Quoting Antoine Tenart (2021-03-22 18:41:30)
> Quoting Matthew Wilcox (2021-03-22 17:54:39)
> > On Mon, Mar 22, 2021 at 04:43:29PM +0100, Antoine Tenart wrote:
> > > xps_queue_show is mostly made of an RCU read-side critical section and
> > > calls bitmap_zalloc with GFP_KERNEL in the middle of it. That is not
> > > allowed as this call may sleep and such behaviours aren't allowed in RCU
> > > read-side critical sections. Fix this by using GFP_NOWAIT instead.
> >
> > This would be another way of fixing the problem that is slightly less
> > complex than my initial proposal, but does allow for using GFP_KERNEL
> > for fewer failures:
> >
> > @@ -1366,11 +1366,10 @@ static ssize_t xps_queue_show(struct net_device
> > *dev, unsigned int index,
> > {
> > struct xps_dev_maps *dev_maps;
> > unsigned long *mask;
> > - unsigned int nr_ids;
> > + unsigned int nr_ids, new_nr_ids;
> > int j, len;
> >
> > - rcu_read_lock();
> > - dev_maps = rcu_dereference(dev->xps_maps[type]);
> > + dev_maps = READ_ONCE(dev->xps_maps[type]);
>
> Couldn't dev_maps be freed between here and the read of dev_maps->nr_ids
> as we're not in an RCU read-side critical section?

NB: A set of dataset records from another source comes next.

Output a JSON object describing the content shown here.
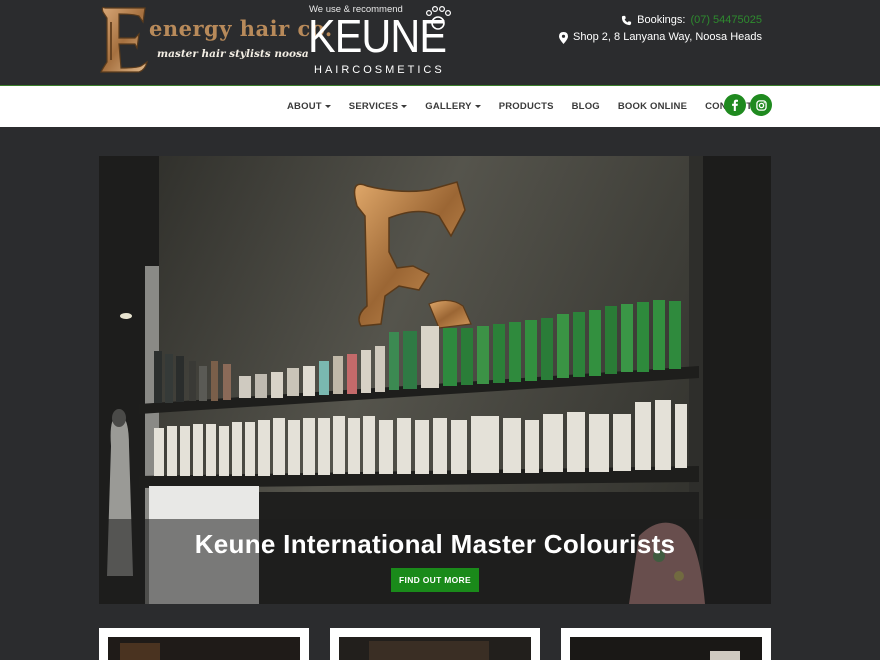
{
  "header": {
    "logo": {
      "brand": "energy hair co.",
      "tagline": "master hair stylists noosa"
    },
    "partner": {
      "prefix": "We use & recommend",
      "wordmark": "KEUNE",
      "sub": "HAIRCOSMETICS"
    },
    "contact": {
      "bookings_label": "Bookings:",
      "phone": "(07) 54475025",
      "address": "Shop 2, 8 Lanyana Way, Noosa Heads"
    }
  },
  "nav": {
    "items": [
      {
        "label": "ABOUT",
        "dropdown": true
      },
      {
        "label": "SERVICES",
        "dropdown": true
      },
      {
        "label": "GALLERY",
        "dropdown": true
      },
      {
        "label": "PRODUCTS",
        "dropdown": false
      },
      {
        "label": "BLOG",
        "dropdown": false
      },
      {
        "label": "BOOK ONLINE",
        "dropdown": false
      },
      {
        "label": "CONTACT",
        "dropdown": false
      }
    ],
    "social": [
      {
        "icon": "facebook-icon",
        "color": "#1f8a1f"
      },
      {
        "icon": "instagram-icon",
        "color": "#1f8a1f"
      }
    ]
  },
  "hero": {
    "title": "Keune International Master Colourists",
    "button_label": "FIND OUT MORE"
  },
  "colors": {
    "background": "#2b2c2e",
    "accent_green": "#1f8a1f",
    "nav_bg": "#ffffff"
  }
}
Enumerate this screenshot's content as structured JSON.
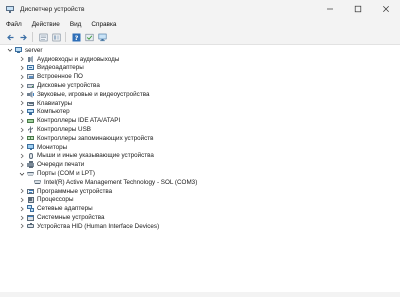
{
  "window": {
    "title": "Диспетчер устройств",
    "icon": "device-manager-icon",
    "controls": [
      "minimize-icon",
      "maximize-icon",
      "close-icon"
    ]
  },
  "menu": [
    "Файл",
    "Действие",
    "Вид",
    "Справка"
  ],
  "toolbar": [
    "back-arrow-icon",
    "forward-arrow-icon",
    "properties-icon",
    "show-hidden-icon",
    "help-icon",
    "driver-update-icon",
    "scan-hardware-icon"
  ],
  "tree": {
    "root": {
      "label": "server",
      "icon": "computer-icon",
      "expanded": true
    },
    "categories": [
      {
        "label": "Аудиовходы и аудиовыходы",
        "icon": "audio-icon",
        "expanded": false
      },
      {
        "label": "Видеоадаптеры",
        "icon": "display-adapter-icon",
        "expanded": false
      },
      {
        "label": "Встроенное ПО",
        "icon": "firmware-icon",
        "expanded": false
      },
      {
        "label": "Дисковые устройства",
        "icon": "disk-icon",
        "expanded": false
      },
      {
        "label": "Звуковые, игровые и видеоустройства",
        "icon": "sound-icon",
        "expanded": false
      },
      {
        "label": "Клавиатуры",
        "icon": "keyboard-icon",
        "expanded": false
      },
      {
        "label": "Компьютер",
        "icon": "computer-small-icon",
        "expanded": false
      },
      {
        "label": "Контроллеры IDE ATA/ATAPI",
        "icon": "ide-controller-icon",
        "expanded": false
      },
      {
        "label": "Контроллеры USB",
        "icon": "usb-icon",
        "expanded": false
      },
      {
        "label": "Контроллеры запоминающих устройств",
        "icon": "storage-controller-icon",
        "expanded": false
      },
      {
        "label": "Мониторы",
        "icon": "monitor-icon",
        "expanded": false
      },
      {
        "label": "Мыши и иные указывающие устройства",
        "icon": "mouse-icon",
        "expanded": false
      },
      {
        "label": "Очереди печати",
        "icon": "printer-icon",
        "expanded": false
      },
      {
        "label": "Порты (COM и LPT)",
        "icon": "port-icon",
        "expanded": true,
        "children": [
          {
            "label": "Intel(R) Active Management Technology - SOL (COM3)",
            "icon": "port-device-icon"
          }
        ]
      },
      {
        "label": "Программные устройства",
        "icon": "software-device-icon",
        "expanded": false
      },
      {
        "label": "Процессоры",
        "icon": "processor-icon",
        "expanded": false
      },
      {
        "label": "Сетевые адаптеры",
        "icon": "network-adapter-icon",
        "expanded": false
      },
      {
        "label": "Системные устройства",
        "icon": "system-device-icon",
        "expanded": false
      },
      {
        "label": "Устройства HID (Human Interface Devices)",
        "icon": "hid-icon",
        "expanded": false
      }
    ]
  },
  "colors": {
    "chrome": "#f3f3f3",
    "icon_blue": "#3d7fc1",
    "icon_gray": "#6f7f90",
    "text": "#1a1a1a"
  }
}
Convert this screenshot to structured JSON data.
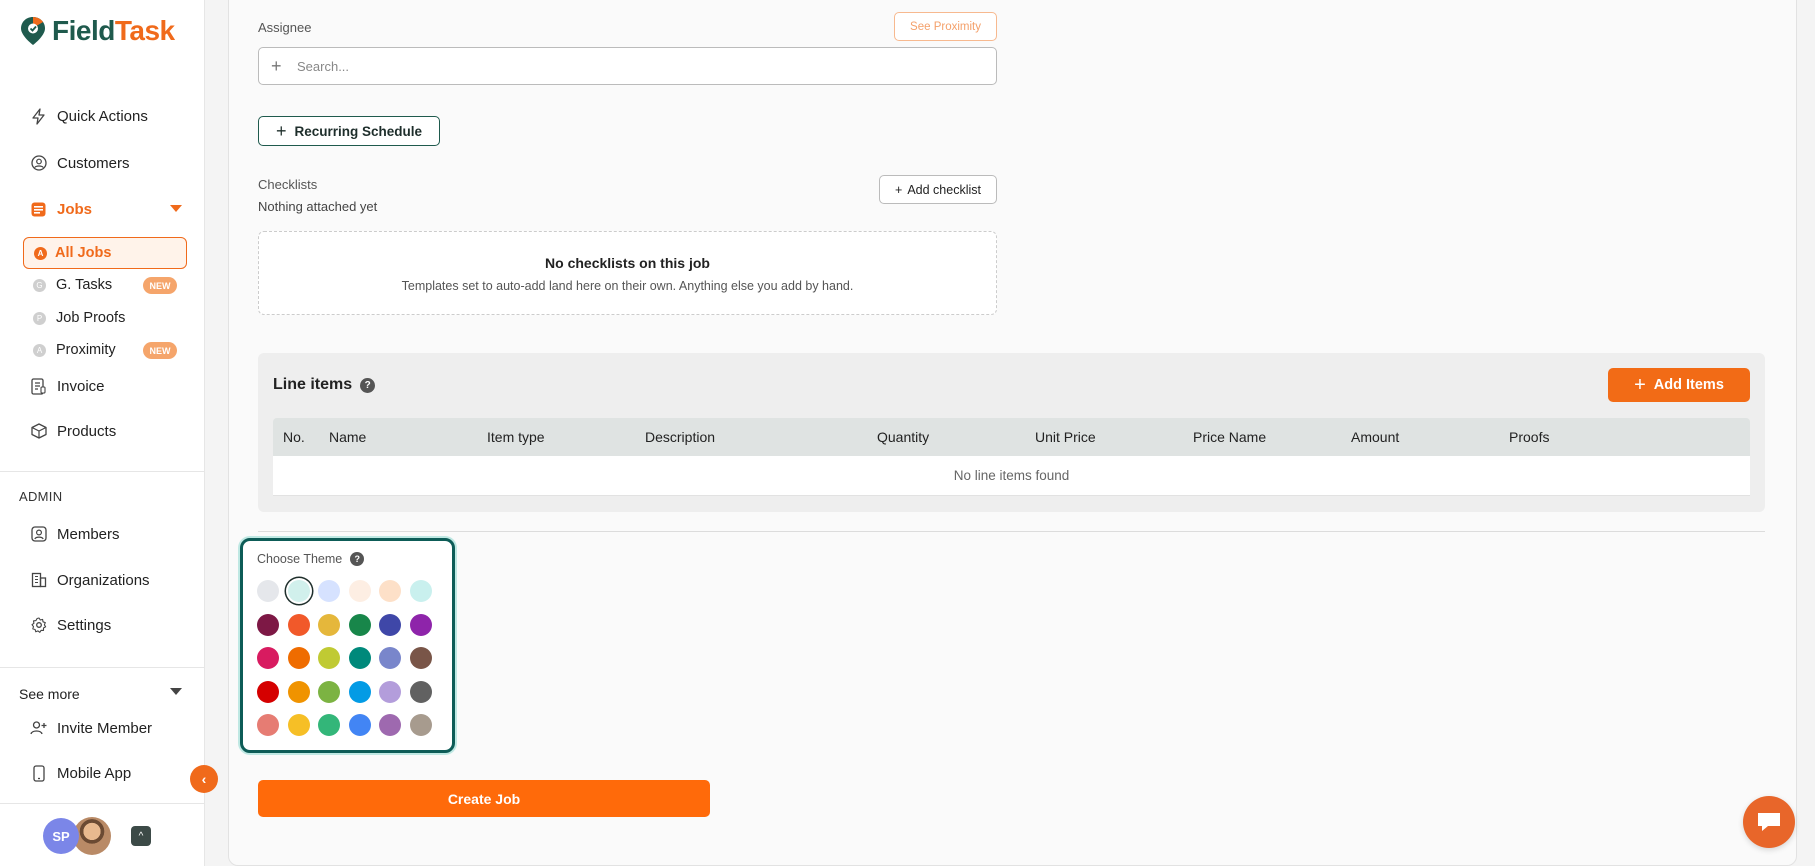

* The first read of dev_maps->nr_ids, happening before rcu_read_lock,
not the one shown below.
> > /* Default to nr_cpu_ids/dev->num_rx_queues and do not just return 0
> > * when dev_maps hasn't been allocated yet, to be backward
> > compatible.
> > @@ -1379,10 +1378,18 @@ static ssize_t xps_queue_show(struct net_device
> > *dev, unsigned int index,
> > (type == XPS_CPUS ? nr_cpu_ids : dev->num_rx_queues);
> >
> > mask = bitmap_zalloc(nr_ids, GFP_KERNEL);
> > - if (!mask) {
> > - rcu_read_unlock();
> > + if (!mask)
> > return -ENOMEM;
> > - }
> > +
> > + rcu_read_lock();
> > + dev_maps = rcu_dereference(dev->xps_maps[type]);
> > + /* if nr_ids shrank in the meantime, do not overrun array.
> > + * if it increased, we just won't show the new ones
> > + */
> > + new_nr_ids = dev_maps ? dev_maps->nr_ids :
> > + (type == XPS_CPUS ? nr_cpu_ids :
> > dev->num_rx_queues);
> > + if (new_nr_ids < nr_ids)
> > + nr_ids = new_nr_ids;